Why Do Cultural Institutions Always Lean Left?
There is an axiom that is often attributed, probably wrongly, to the historian Robert Conquest. Any organisation that is not explicitly rightwing will sooner or later become leftwing. The genius of the insight is that it avoids paranoia. It doesn’t pretend that there is a plot afoot. It doesn’t imagine some Gramscian scheme to train up leftist cadres and send them on a long march through the institutions. It just recognises a general gravitation of left-leaning people to careers where the profit motive isn’t paramount ...
Imagine, if you can bear it, the life of the average stand-up comedian. You traipse from pub to club for a small fee and expenses. “Success” is the occasional slot on a television panel show. You start a deeply unremunerative podcast. You self-publish a novel and lose money on it.
No one who is financially motivated would enter this world. Those who prioritise other things, such as creative expression or public exposure, might. And that — not the innate unfunniness of conservatives, not a liberal plot against them — is why comedy is a near-monopoly of the left. The right is usually the first to say that a state of affairs can be “unequal” without being “unfair”. It struggles to do so in this instance.
Conservatism is to a large extent self-eroding. A philosophy that (rightly) salutes enterprise will not attract enough people who want to serve in the culture-shaping institutions. Sure enough, the culture becomes less and less conservative. This problem is all the more acute in the US, where conservatism so exalts the profit motive that it is itself an industry. Burning away in the Republican gut is a historic grievance. Even as the “movement” achieved electoral success over half a century, the texture of life in the country went the other way. The school curricula. The policing of language. The positive discrimination. Nixon, Reagan and the Bushes didn’t win for this.

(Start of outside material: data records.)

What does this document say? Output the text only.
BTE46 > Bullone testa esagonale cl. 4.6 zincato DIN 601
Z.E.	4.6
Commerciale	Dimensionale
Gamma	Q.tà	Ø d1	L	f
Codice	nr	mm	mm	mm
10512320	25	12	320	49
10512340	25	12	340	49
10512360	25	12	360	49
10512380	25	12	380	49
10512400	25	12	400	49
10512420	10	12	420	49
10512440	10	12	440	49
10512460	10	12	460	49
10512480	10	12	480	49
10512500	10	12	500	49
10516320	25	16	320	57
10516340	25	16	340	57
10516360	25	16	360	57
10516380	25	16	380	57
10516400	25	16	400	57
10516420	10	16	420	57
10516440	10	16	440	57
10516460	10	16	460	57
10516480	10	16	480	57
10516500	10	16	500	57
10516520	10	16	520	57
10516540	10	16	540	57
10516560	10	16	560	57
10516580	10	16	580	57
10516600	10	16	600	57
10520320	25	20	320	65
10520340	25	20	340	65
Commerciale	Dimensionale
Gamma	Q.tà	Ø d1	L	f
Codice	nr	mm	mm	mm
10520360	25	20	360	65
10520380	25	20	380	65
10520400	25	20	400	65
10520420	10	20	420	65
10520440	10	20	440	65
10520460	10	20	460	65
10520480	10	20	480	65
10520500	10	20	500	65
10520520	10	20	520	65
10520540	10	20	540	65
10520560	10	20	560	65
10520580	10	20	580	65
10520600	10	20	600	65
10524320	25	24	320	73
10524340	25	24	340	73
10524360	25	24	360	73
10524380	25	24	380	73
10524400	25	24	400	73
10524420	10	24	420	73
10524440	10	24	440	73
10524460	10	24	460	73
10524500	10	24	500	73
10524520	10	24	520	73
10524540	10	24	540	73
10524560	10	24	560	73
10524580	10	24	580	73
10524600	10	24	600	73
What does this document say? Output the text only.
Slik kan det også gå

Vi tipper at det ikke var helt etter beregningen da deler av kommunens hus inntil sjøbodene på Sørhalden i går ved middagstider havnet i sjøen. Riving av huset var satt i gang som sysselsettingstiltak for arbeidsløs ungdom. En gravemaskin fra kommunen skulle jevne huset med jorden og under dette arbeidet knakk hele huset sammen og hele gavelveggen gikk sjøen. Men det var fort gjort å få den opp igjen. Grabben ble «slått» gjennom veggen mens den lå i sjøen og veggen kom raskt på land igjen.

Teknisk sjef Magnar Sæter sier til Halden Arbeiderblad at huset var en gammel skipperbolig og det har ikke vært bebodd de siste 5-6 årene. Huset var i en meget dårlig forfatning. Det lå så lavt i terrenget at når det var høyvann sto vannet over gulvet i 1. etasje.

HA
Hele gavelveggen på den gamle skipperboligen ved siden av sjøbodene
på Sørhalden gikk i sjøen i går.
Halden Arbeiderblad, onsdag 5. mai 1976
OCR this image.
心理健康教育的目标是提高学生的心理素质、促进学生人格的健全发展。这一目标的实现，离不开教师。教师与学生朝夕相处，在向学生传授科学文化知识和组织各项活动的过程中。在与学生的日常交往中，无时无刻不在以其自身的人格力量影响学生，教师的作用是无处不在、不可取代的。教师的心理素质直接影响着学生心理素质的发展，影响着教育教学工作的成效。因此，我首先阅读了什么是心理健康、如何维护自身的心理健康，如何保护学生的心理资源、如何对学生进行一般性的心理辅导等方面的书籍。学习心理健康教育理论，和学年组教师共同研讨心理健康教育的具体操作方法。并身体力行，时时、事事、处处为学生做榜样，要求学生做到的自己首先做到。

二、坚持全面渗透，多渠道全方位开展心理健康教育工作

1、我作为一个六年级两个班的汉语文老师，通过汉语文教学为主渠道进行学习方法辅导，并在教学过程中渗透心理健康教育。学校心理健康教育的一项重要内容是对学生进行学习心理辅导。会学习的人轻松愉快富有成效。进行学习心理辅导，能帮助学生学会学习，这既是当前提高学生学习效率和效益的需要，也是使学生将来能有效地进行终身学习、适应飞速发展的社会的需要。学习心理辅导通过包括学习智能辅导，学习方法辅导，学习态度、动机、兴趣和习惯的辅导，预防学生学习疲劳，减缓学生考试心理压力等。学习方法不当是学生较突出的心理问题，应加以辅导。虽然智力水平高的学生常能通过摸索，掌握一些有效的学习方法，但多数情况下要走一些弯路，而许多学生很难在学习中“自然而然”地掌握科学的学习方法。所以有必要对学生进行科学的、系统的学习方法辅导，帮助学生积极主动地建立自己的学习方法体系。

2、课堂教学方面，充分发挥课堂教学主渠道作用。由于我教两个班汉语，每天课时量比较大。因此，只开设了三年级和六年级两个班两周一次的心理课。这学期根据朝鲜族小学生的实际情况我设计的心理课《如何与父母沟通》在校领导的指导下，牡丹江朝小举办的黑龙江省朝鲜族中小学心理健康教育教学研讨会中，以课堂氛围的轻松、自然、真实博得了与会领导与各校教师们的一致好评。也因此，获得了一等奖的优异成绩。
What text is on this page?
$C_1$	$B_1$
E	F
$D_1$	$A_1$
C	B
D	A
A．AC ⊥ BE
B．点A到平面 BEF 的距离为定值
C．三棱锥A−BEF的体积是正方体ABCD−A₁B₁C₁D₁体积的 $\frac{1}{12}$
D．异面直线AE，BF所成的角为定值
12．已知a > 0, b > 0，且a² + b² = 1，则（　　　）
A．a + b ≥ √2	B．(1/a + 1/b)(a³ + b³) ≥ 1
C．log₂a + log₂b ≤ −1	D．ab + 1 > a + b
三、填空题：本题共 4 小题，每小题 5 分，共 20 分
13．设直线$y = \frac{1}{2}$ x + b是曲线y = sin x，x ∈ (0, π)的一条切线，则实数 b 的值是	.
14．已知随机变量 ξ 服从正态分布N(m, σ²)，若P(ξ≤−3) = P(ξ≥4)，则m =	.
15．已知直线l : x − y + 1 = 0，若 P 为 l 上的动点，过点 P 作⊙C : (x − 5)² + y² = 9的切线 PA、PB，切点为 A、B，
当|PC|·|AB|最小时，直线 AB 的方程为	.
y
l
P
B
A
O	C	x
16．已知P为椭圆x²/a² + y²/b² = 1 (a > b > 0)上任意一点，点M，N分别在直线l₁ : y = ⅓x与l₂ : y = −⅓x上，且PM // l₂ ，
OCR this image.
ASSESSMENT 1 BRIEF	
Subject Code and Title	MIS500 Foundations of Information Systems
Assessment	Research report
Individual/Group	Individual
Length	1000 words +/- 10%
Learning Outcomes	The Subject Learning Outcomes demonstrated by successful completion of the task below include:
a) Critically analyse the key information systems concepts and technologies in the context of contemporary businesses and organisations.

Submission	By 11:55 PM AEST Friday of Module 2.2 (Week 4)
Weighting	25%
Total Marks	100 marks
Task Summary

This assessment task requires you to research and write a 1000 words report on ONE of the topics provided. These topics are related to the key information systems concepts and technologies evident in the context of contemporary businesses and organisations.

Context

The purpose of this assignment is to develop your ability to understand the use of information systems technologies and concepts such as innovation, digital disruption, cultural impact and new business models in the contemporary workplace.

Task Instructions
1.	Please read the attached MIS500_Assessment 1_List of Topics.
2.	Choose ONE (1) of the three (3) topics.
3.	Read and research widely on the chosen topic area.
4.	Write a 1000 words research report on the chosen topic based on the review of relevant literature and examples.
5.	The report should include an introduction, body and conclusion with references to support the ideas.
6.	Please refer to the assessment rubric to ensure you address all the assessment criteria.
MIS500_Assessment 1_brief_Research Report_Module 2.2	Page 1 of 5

Some conservatives have rationalised this discrepancy between electoral triumph and cultural retreat as a kind of leftwing swindle. Or, worse, as proof of democracy’s futility. Their own complicity is lost on them. There are Republicans who can’t believe how leftwing universities are and also can’t believe that anyone would ever choose the unlucrative life of an academic. At some point, you’d hope, the irony will dawn on them.